Les drôles d'amigos

PSP - Partenariat pour la Sécurité et la Prospérité


La rencontre annuelle des dirigeants des trois pays signataires de l'ALENA, baptisé le sommet des «Tres Amigos», n'a pas été très jojo. Le président mexicain, Felipe Calderon, était fâché contre Stephen Harper parce que le Canada exige des visas des visiteurs mexicains. Et ces deux leaders reprochaient au président Obama le caractère protectionniste des clauses «Buy American» de son plan de relance.
Ce n'est pas le fait que les trois pays aient eu des désaccords lors de leur réunion de cette semaine à Guadalajara qui pose problème. Il est inévitable que des pays, même proches partenaires, aient des différends. Ce qui est troublant, c'est la nature des chicanes, et ce qu'elles révèlent. Elles montrent que l'Accord de libre-échange nord-américain est loin de tenir toutes ses promesses. Et elles suggèrent que le continent est à contre-courant de l'histoire.

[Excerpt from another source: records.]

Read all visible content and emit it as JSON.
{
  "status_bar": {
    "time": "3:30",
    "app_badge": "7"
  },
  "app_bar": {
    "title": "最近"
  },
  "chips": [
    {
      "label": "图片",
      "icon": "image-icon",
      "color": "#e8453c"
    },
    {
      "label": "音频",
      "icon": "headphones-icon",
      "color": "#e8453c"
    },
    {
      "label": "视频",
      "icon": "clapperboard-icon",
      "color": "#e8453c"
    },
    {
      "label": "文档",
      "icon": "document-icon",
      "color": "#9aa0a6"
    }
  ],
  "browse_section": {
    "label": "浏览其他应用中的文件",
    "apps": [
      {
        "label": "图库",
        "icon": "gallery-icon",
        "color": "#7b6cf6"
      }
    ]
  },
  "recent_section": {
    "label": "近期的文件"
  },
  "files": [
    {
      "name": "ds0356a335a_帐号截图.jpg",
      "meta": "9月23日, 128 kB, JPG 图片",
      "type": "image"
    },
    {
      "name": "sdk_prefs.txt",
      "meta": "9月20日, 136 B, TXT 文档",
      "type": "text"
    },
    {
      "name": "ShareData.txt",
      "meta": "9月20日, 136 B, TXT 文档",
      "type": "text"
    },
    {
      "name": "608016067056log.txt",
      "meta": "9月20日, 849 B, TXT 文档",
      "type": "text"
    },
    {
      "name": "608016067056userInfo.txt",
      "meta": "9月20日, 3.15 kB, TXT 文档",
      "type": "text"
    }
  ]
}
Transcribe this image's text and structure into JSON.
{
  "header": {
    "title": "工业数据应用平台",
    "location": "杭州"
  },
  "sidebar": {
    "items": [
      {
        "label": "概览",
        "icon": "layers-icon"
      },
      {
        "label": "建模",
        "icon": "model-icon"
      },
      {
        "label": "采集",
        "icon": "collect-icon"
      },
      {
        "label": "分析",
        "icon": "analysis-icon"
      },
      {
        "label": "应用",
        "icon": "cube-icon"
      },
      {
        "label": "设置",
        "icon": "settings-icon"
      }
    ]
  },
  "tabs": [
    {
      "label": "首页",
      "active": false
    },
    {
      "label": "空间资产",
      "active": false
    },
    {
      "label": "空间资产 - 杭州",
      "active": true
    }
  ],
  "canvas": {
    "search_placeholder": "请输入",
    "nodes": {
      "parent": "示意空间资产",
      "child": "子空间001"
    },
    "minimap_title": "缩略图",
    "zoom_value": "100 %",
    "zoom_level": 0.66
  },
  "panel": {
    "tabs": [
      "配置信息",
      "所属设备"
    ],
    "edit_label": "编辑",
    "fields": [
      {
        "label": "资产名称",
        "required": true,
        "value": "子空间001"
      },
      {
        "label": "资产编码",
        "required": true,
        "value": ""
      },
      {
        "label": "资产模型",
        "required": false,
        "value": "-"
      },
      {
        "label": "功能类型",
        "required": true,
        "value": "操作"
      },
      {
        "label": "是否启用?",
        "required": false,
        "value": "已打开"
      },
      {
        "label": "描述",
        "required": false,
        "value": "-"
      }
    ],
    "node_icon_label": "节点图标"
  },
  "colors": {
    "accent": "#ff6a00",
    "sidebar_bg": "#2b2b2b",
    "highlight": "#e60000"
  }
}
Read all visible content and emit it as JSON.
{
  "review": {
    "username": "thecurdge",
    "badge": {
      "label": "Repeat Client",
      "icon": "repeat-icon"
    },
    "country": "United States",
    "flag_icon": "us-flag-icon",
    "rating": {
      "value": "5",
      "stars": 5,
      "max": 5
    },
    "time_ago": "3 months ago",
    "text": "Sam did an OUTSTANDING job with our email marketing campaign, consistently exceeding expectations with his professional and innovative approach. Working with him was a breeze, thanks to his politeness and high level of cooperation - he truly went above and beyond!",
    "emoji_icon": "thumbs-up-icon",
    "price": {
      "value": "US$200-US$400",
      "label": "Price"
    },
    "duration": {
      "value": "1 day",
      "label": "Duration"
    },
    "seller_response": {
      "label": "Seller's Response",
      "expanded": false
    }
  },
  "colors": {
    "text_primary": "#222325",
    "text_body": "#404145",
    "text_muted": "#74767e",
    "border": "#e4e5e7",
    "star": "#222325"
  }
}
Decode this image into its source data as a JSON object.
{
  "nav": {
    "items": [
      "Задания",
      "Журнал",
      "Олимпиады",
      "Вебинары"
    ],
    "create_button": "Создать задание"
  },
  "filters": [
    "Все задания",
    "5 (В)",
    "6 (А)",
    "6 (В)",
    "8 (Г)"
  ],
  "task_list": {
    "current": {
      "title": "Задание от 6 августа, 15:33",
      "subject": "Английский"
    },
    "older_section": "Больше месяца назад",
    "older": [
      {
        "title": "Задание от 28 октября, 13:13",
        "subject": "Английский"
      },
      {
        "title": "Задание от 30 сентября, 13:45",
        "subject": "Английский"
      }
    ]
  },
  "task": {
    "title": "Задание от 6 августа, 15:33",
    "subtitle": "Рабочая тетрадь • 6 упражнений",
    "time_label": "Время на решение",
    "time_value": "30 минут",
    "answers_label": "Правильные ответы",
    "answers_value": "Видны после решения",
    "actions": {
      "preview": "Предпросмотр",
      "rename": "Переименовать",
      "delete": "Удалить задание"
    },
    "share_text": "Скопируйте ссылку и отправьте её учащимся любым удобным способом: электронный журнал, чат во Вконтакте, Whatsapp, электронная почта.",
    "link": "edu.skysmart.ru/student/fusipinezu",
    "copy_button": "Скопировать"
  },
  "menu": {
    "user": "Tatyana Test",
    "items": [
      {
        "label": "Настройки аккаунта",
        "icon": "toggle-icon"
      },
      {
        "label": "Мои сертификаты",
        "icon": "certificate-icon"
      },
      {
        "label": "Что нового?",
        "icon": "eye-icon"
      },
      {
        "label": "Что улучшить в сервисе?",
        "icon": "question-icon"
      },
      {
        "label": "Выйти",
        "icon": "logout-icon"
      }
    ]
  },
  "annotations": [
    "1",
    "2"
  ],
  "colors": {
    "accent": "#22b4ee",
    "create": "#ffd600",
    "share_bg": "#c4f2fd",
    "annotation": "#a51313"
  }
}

La comparaison avec l'Europe est toujours gênante. L'Europe, en plus d'être un marché commun et une union monétaire, est également un projet politique. Malgré tous ses problèmes de croissance, l'Europe est devenue une force internationale, un bloc économique redoutable et un fascinant creuset social et culturel. Pendant ce temps, l'Amérique du Nord a du mal à trouver une cohérence. Ne parlons même pas de l'intégration des deux Amériques ; la ZLEA n'aura été qu'un bref rêve. Un traité de libre-échange entre le Canada et le Panama n'y changera pas grand-chose.
C'est la mobilité des personnes qui illustre mieux cette différence. Les frontières ont disparu en Europe. Pendant ce temps, elles se renforcent de ce côté-ci de l'Atlantique, d'abord avec la décision des Américains d'exiger un passeport des visiteurs de leurs deux pays voisins. J'ai critiqué cette mesure imposée aux Canadiens, notamment parce que le prétexte, la sécurité, répondait davantage à un réflexe de repli sur soi qu'à une stratégie efficace de lutte contre le terrorisme.
La décision du Canada d'exiger des visas de tous les visiteurs mexicains s'inscrit, hélas, dans la même logique. Un bazooka pour tuer un maringouin. Pour régler un problème réel, mais mineur, l'existence de circuits organisés de faux réfugiés mexicains, facilitée par la lourdeur de notre système de filtrage des réfugiés, on a choisi la manière forte. Le gouvernement Harper aurait pu réduire la pression par des campagnes d'information au Mexique, par des efforts pour démanteler les réseaux.
On a plutôt choisi une approche humiliante pour les Mexicains, qui compromet la qualité de nos relations avec ce pays, tout en ayant un impact mesurable sur notre industrie touristique. Cette insensibilité trahit également une absence de vision continentale, troublante pour un pays qui devrait diversifier ses relations.
Il est vrai que les comparaisons avec l'Europe ont leurs limites. L'ALENA n'a jamais été le point de départ de la construction d'une entité politique. C'est une entente commerciale. En outre, les différences énormes entre les trois pays signataires, à cause de la taille des États-Unis et du développement incomplet du Mexique, limitent le potentiel d'intégration.
Mais même cette fonction purement commerciale est mise à mal par les sursauts protectionnistes américains. Lors de ce sommet, le président Obama a tenté de minimiser l'impact des dispositions «Buy American». Et sa suggestion de laisser les provinces, les États et les municipalités discuter entre eux pour aplanir les obstacles ressemble à une façon de s'en laver les mains qui n'a rien de rassurant.
Au-delà de la libéralisation des échanges, l'ALENA comportait une promesse, celle d'une ouverture sur le monde, la création d'une conscience continentale qui permettrait de dépasser la logique nationale stricte, une façon d'élargir ses horizons qui incarne la mondialisation dans ce qu'elle a de noble. Et c'est cela que les querelles mesquines risquent de compromettre.